Depletion of the Shwachman-Diamond Syndrome Gene Product, SBDS, Leads to Growth Inhibition and Increased Expression of OPG and VEGFA.

Shwachman-Diamond syndrome (SDS) is an autosomal recessive disorder characterized by bone marrow failure and leukemia predisposition, pancreatic exocrine dysfunction, and skeletal abnormalities, manifesting as skeletal dysplasia and osteoporosis. Mutations in SBDS have been shown to cause SDS, but the function of the SBDS gene product is unclear. Accelerated angiogenesis has recently been described in bone marrow cells from SDS patients. To clarify the unknown function of SBDS, we performed experiments analyzing the cellular effects of depleting SBDS by constitutive or inducible RNA interference. The growth of HeLa and NIH3T3 cells constitutively depleted of SBDS was markedly hindered when compared to cells stably transfected with siRNA against an irrelevant control gene. However, the growth abnormality was related to a significantly increased propensity to apoptosis in NIH3T3 more than in HeLa cells.

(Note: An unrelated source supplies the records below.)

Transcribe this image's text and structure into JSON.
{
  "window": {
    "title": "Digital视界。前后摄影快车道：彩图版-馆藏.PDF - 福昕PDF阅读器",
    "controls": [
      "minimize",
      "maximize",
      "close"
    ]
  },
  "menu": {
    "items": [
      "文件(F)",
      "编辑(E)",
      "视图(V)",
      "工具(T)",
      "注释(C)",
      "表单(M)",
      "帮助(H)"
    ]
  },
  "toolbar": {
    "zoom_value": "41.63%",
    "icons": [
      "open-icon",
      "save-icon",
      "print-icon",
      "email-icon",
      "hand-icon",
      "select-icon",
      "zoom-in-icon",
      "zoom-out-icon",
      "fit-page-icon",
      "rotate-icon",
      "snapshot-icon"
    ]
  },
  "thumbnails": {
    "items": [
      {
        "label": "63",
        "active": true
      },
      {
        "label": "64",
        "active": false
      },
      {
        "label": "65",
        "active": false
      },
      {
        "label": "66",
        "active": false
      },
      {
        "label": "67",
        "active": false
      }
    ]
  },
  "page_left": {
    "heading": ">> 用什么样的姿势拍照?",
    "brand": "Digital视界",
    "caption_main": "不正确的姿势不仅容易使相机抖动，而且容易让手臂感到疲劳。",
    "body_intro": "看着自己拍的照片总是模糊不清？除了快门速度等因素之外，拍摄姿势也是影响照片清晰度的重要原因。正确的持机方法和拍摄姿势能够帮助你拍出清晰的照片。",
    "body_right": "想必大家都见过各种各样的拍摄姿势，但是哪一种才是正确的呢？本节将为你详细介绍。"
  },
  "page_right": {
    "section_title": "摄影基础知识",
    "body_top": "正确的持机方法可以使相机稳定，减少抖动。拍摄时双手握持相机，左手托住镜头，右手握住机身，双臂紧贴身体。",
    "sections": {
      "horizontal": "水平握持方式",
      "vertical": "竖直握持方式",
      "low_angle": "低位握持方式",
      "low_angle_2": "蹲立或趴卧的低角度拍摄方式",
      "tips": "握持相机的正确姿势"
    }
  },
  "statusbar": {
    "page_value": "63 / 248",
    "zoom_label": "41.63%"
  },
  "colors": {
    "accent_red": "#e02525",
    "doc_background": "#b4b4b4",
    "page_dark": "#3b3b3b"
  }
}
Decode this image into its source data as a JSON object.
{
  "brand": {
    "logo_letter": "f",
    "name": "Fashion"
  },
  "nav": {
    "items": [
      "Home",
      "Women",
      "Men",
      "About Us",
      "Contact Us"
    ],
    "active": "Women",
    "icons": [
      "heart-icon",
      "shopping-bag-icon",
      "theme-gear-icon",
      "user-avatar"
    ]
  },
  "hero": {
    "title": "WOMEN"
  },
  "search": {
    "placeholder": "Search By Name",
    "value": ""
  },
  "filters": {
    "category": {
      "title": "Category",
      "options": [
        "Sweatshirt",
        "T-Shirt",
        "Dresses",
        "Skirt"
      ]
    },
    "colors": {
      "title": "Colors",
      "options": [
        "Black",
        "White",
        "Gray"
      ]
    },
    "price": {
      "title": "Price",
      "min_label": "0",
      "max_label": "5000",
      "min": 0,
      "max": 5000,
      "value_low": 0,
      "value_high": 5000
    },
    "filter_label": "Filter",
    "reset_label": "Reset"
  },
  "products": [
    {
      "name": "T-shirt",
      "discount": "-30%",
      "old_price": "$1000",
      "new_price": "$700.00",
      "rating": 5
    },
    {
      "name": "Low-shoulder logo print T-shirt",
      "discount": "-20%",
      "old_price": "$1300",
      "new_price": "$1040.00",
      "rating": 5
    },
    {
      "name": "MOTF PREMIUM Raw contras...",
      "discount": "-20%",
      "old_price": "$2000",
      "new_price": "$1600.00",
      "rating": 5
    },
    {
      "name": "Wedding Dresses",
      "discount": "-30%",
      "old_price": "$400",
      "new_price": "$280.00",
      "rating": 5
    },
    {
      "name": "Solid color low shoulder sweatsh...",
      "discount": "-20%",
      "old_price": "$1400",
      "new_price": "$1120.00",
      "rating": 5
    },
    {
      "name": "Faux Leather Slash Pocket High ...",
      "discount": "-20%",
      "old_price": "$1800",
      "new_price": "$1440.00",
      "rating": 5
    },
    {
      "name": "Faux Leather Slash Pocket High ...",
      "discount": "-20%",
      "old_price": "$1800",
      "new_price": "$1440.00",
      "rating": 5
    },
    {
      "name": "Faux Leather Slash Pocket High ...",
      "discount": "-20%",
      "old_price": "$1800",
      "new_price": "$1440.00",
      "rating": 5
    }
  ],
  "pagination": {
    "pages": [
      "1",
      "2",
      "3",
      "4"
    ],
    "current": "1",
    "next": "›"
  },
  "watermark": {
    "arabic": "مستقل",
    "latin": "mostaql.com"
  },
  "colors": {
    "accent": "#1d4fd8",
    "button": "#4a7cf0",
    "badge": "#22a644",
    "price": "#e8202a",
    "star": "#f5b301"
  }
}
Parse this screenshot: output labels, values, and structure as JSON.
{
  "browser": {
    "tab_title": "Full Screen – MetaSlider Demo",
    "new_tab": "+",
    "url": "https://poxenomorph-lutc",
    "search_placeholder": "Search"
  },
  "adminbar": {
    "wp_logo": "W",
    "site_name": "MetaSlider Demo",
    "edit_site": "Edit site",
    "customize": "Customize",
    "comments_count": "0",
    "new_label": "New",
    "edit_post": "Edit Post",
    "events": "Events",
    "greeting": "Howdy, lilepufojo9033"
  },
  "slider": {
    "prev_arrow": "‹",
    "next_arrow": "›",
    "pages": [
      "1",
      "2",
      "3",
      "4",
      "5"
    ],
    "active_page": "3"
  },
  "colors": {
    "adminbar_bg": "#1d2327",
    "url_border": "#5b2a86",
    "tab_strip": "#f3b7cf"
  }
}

We believe these differences are related to inactivation of p53 in HPV-18 positive HeLa cells, suggesting that depletion of SBDS may partially sensitize cells to p53-mediated apoptosis. As in constitutive knockdown, HeLa cells induced by doxycycline to express siRNA against SBDS exhibited growth inhibition, which was associated with modestly increased levels of apoptosis, suggesting a partial contribution of this process in inducible knockdown cells. By microarray analysis of knockdown cells, we found marked differences in expression of genes in multiple pathways, and we chose to examine a selected subset more closely using quantitative PCR arrays. In constitutive and inducible SBDS-depleted HeLa cell clones, we found 3- to 6-fold elevated mRNA levels of osteoprotegerin (OPG or TNFRSF11B) and vascular endothelial growth factor-A (VEGF-A). We confirmed significant overexpression of both secreted proteins by ELISA from supernatants of SBDS-depleted HeLa cells. Osteoprotegerin and VEGF-A are known to have diverse effects on osteoclast differentiation, angiogenesis, and monocyte/macrophage migration, all processes that may be aberrant in SDS, and we propose that overexpression of these factors may contribute to its pathology.